En 5608 (1848), alors qu’il avait vingt-quatre ans, le beau-père qui l’avait toujours soutenu mourut. Il accéda alors à la demande des habitants de sa ville natale de Globocki d’être leur Rav. Il y resta six ans, vivant dans la pauvreté, et quand un jour les responsables de la communauté se réunirent pour augmenter son maigre salaire, il refusa en disant :

– A Globocki il y a des juifs qui sont plus pauvres que moi, ils meurent de faim, et la communauté doit s’occuper d’eux en priorité.

En 5614 (1854), sa situation s’améliora quelque peu car il fut nommé Rav de la ville de Schaki. Il y resta aussi six ans puis devint Rav de la grande ville de Souvalk. A partir de là, il commence à être connu non seulement comme un gaon en Torah, mais aussi comme un responsable communautaire et surtout comme un grand tsaddik. Rabbi Eliahou ‘Haïm Maizel, le Rav de Lodz, lui demandait de prier pour un malade que Dieu lui envoie la guérison. Et quand il fut Rav de la ville de Radom, les ‘hassidim, qui connaissaient sa brûlante crainte du Ciel, voulurent faire de lui un Admor. Finalement, il fut nommé Rav dans la très grande ville de Byalistok, d’où était originaire l’auteur du Oneg Yom Tov.

Dans toutes les villes où il vécut, il fit beaucoup pour ses frères juifs et les sauva plus d’une fois des chrétiens malveillants.

Une fois, on avait condamné plusieurs habitants très respectables de la ville de Soubalk à être pendus. Le jour de l’exécution fut fixé au lendemain de Yom Kippour. La veille de Kippour, le Rav alla se présenter aux autorités militaires. Les yeux remplis de larmes, il parla au commandant et jura que ces juifs étaient innocents et n’avaient été condamnés qu’à cause d’un mensonge malveillant ; comme le commandant ne pouvait pas annuler le verdict, il lui demandait que tout au moins il les laisse venir à la synagogue à Yom Kippour pour qu’ils puissent épancher leur cœur devant Dieu avec leurs frères avant de quitter ce monde. Le commandant lui répondit qu’il acceptait, mais qui se porterait garant que ces juifs ne s’évaderaient pas ? – Je serai garant avec ma vie, répondit le Rav, de les ramener à tout moment où vous l’exigerez. » Le commandant leur donna la permission d’aller à la synagogue. Mais les paroles du Rav avaient fait sur lui grande impression, il commença à douter du verdict et finalement les gracia, ce qui fut considéré comme un miracle.

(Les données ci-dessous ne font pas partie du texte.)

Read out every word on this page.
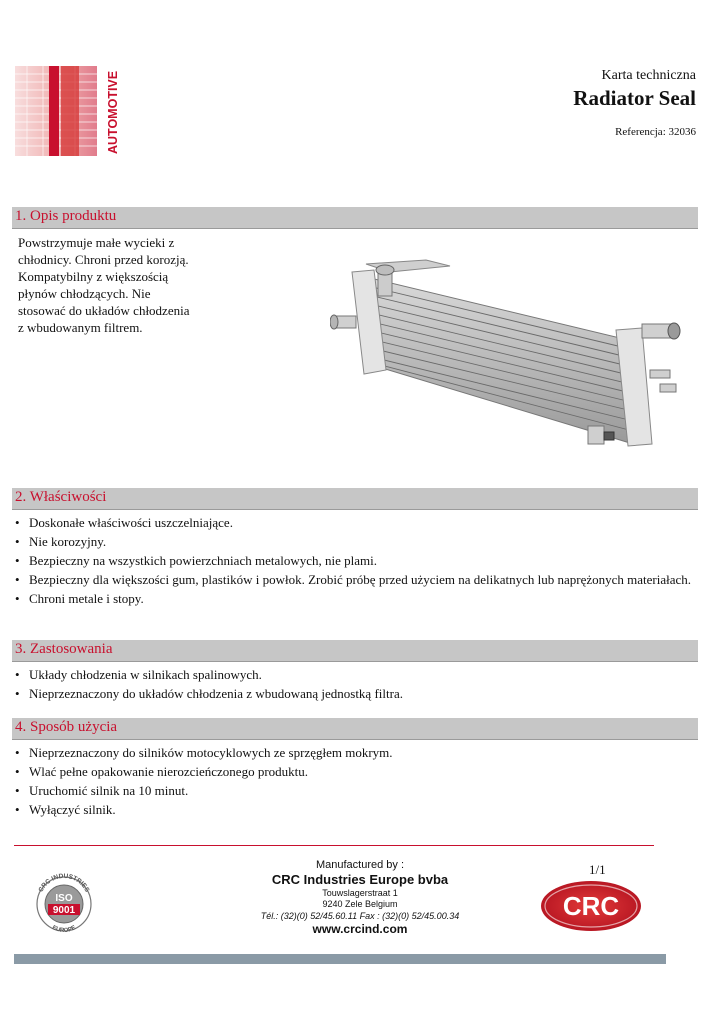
AUTOMOTIVE	Karta techniczna
Radiator Seal
Referencja: 32036
1. Opis produktu
Powstrzymuje małe wycieki z chłodnicy. Chroni przed korozją. Kompatybilny z większością płynów chłodzących. Nie stosować do układów chłodzenia z wbudowanym filtrem.
2. Właściwości
• Doskonałe właściwości uszczelniające.
• Nie korozyjny.
• Bezpieczny na wszystkich powierzchniach metalowych, nie plami.
• Bezpieczny dla większości gum, plastików i powłok. Zrobić próbę przed użyciem na delikatnych lub naprężonych materiałach.
• Chroni metale i stopy.
3. Zastosowania
• Układy chłodzenia w silnikach spalinowych.
• Nieprzeznaczony do układów chłodzenia z wbudowaną jednostką filtra.
4. Sposób użycia
• Nieprzeznaczony do silników motocyklowych ze sprzęgłem mokrym.
• Wlać pełne opakowanie nierozcieńczonego produktu.
• Uruchomić silnik na 10 minut.
• Wyłączyć silnik.
CRC INDUSTRIES
EUROPE
ISO
9001
Manufactured by :
CRC Industries Europe bvba
Touwslagerstraat 1
9240 Zele Belgium
Tél.: (32)(0) 52/45.60.11 Fax : (32)(0) 52/45.00.34
www.crcind.com
1/1
CRC
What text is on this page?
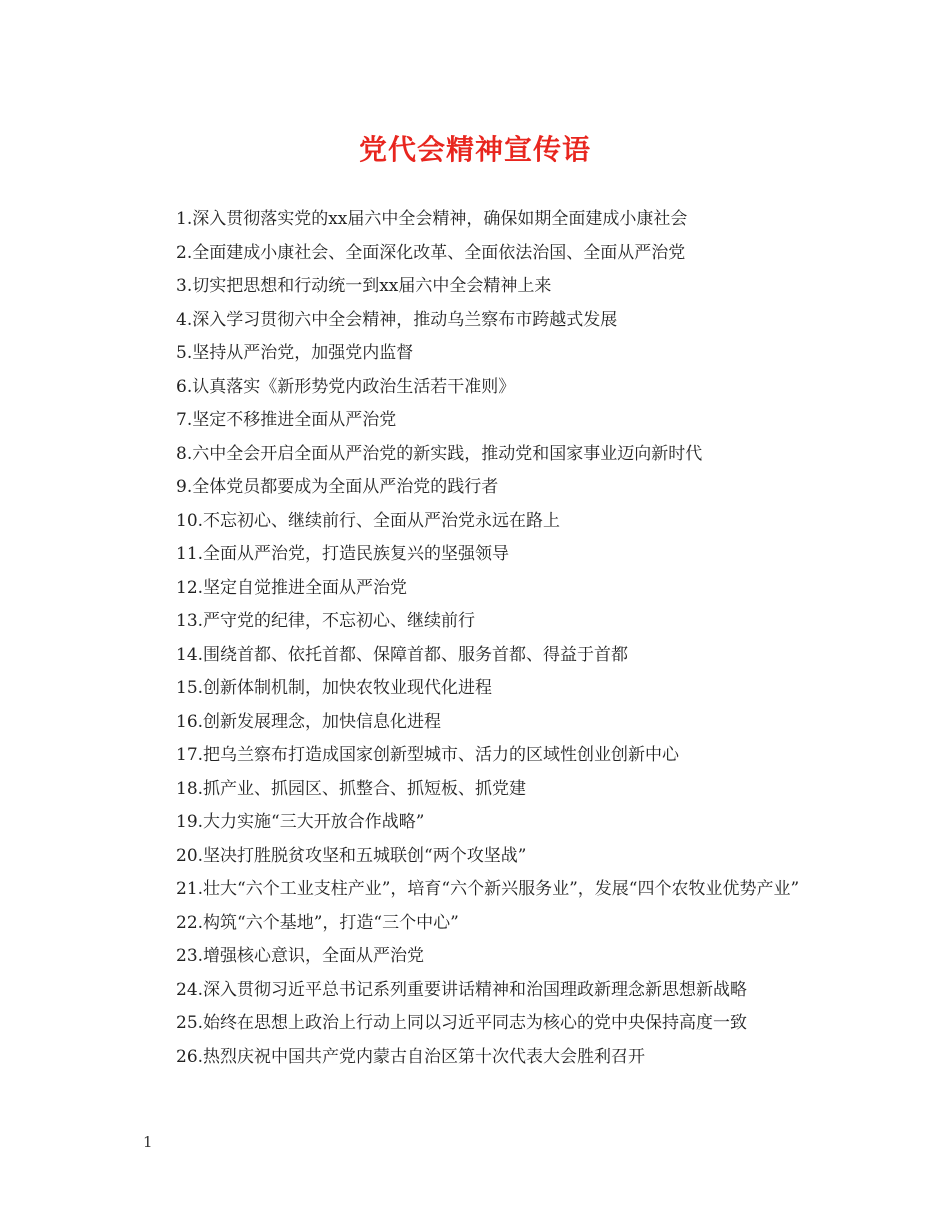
党代会精神宣传语
1.深入贯彻落实党的xx届六中全会精神，确保如期全面建成小康社会
2.全面建成小康社会、全面深化改革、全面依法治国、全面从严治党
3.切实把思想和行动统一到xx届六中全会精神上来
4.深入学习贯彻六中全会精神，推动乌兰察布市跨越式发展
5.坚持从严治党，加强党内监督
6.认真落实《新形势党内政治生活若干准则》
7.坚定不移推进全面从严治党
8.六中全会开启全面从严治党的新实践，推动党和国家事业迈向新时代
9.全体党员都要成为全面从严治党的践行者
10.不忘初心、继续前行、全面从严治党永远在路上
11.全面从严治党，打造民族复兴的坚强领导
12.坚定自觉推进全面从严治党
13.严守党的纪律，不忘初心、继续前行
14.围绕首都、依托首都、保障首都、服务首都、得益于首都
15.创新体制机制，加快农牧业现代化进程
16.创新发展理念，加快信息化进程
17.把乌兰察布打造成国家创新型城市、活力的区域性创业创新中心
18.抓产业、抓园区、抓整合、抓短板、抓党建
19.大力实施“三大开放合作战略”
20.坚决打胜脱贫攻坚和五城联创“两个攻坚战”
21.壮大“六个工业支柱产业”，培育“六个新兴服务业”，发展“四个农牧业优势产业”
22.构筑“六个基地”，打造“三个中心”
23.增强核心意识，全面从严治党
24.深入贯彻习近平总书记系列重要讲话精神和治国理政新理念新思想新战略
25.始终在思想上政治上行动上同以习近平同志为核心的党中央保持高度一致
26.热烈庆祝中国共产党内蒙古自治区第十次代表大会胜利召开
1
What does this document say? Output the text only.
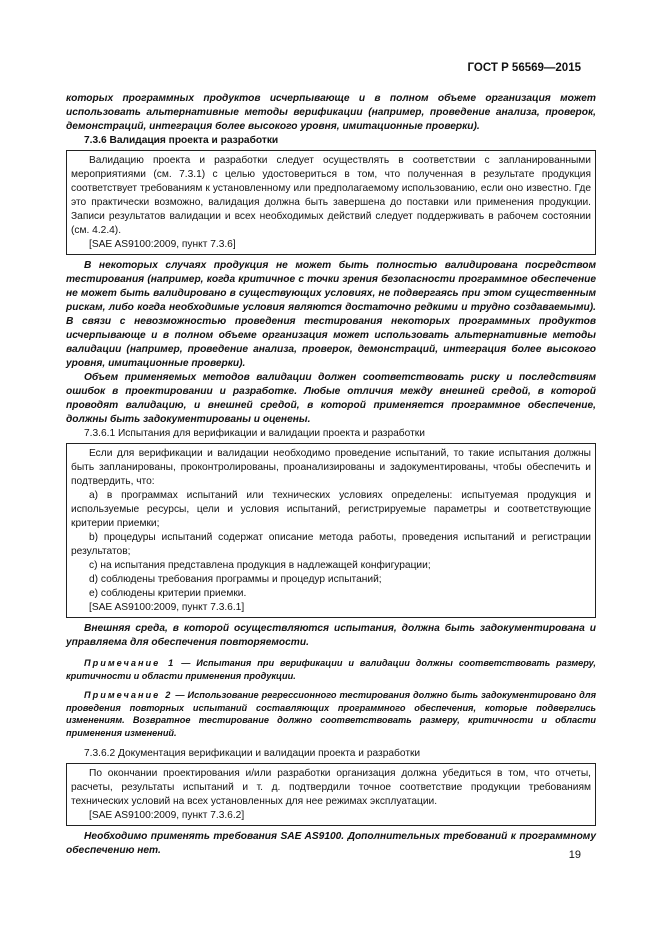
ГОСТ Р 56569—2015

которых программных продуктов исчерпывающе и в полном объеме организация может использовать альтернативные методы верификации (например, проведение анализа, проверок, демонстраций, интеграция более высокого уровня, имитационные проверки).

7.3.6 Валидация проекта и разработки

Валидацию проекта и разработки следует осуществлять в соответствии с запланированными мероприятиями (см. 7.3.1) с целью удостовериться в том, что полученная в результате продукция соответствует требованиям к установленному или предполагаемому использованию, если оно известно. Где это практически возможно, валидация должна быть завершена до поставки или применения продукции. Записи результатов валидации и всех необходимых действий следует поддерживать в рабочем состоянии (см. 4.2.4).

[SAE AS9100:2009, пункт 7.3.6]

В некоторых случаях продукция не может быть полностью валидирована посредством тестирования (например, когда критичное с точки зрения безопасности программное обеспечение не может быть валидировано в существующих условиях, не подвергаясь при этом существенным рискам, либо когда необходимые условия являются достаточно редкими и трудно создаваемыми). В связи с невозможностью проведения тестирования некоторых программных продуктов исчерпывающе и в полном объеме организация может использовать альтернативные методы валидации (например, проведение анализа, проверок, демонстраций, интеграция более высокого уровня, имитационные проверки).

Объем применяемых методов валидации должен соответствовать риску и последствиям ошибок в проектировании и разработке. Любые отличия между внешней средой, в которой проводят валидацию, и внешней средой, в которой применяется программное обеспечение, должны быть задокументированы и оценены.

7.3.6.1 Испытания для верификации и валидации проекта и разработки

Если для верификации и валидации необходимо проведение испытаний, то такие испытания должны быть запланированы, проконтролированы, проанализированы и задокументированы, чтобы обеспечить и подтвердить, что:

a) в программах испытаний или технических условиях определены: испытуемая продукция и используемые ресурсы, цели и условия испытаний, регистрируемые параметры и соответствующие критерии приемки;

b) процедуры испытаний содержат описание метода работы, проведения испытаний и регистрации результатов;

c) на испытания представлена продукция в надлежащей конфигурации;

d) соблюдены требования программы и процедур испытаний;

e) соблюдены критерии приемки.

[SAE AS9100:2009, пункт 7.3.6.1]

Внешняя среда, в которой осуществляются испытания, должна быть задокументирована и управляема для обеспечения повторяемости.

Примечание 1 — Испытания при верификации и валидации должны соответствовать размеру, критичности и области применения продукции.

Примечание 2 — Использование регрессионного тестирования должно быть задокументировано для проведения повторных испытаний составляющих программного обеспечения, которые подверглись изменениям. Возвратное тестирование должно соответствовать размеру, критичности и области применения изменений.

7.3.6.2 Документация верификации и валидации проекта и разработки

По окончании проектирования и/или разработки организация должна убедиться в том, что отчеты, расчеты, результаты испытаний и т. д. подтвердили точное соответствие продукции требованиям технических условий на всех установленных для нее режимах эксплуатации.

[SAE AS9100:2009, пункт 7.3.6.2]

Необходимо применять требования SAE AS9100. Дополнительных требований к программному обеспечению нет.	19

Il se souciait aussi des soldats juifs qui servaient dans l’armée près de la ville et organisa pour eux de la nourriture cacher. En particulier pendant la fête de Pessa’h, il prévoyait une cuisine spéciale pour tous les soldats qui servaient aux alentours, et leur fournissait trois repas de la nourriture de la fête.

Une fois, quelques jours avant Pessa’h, le responsable de la communauté vint le trouver et lui dit :

– Notre maître, cette année est une année de disette, tout est très cher, et les habitants de la ville n’ont pas de quoi préparer la fête de Pessa’h.

– S’il en est ainsi, dit Rabbi Chemouël, convoquons les dayanim et autorisons les kitniot pour ce Pessa’h.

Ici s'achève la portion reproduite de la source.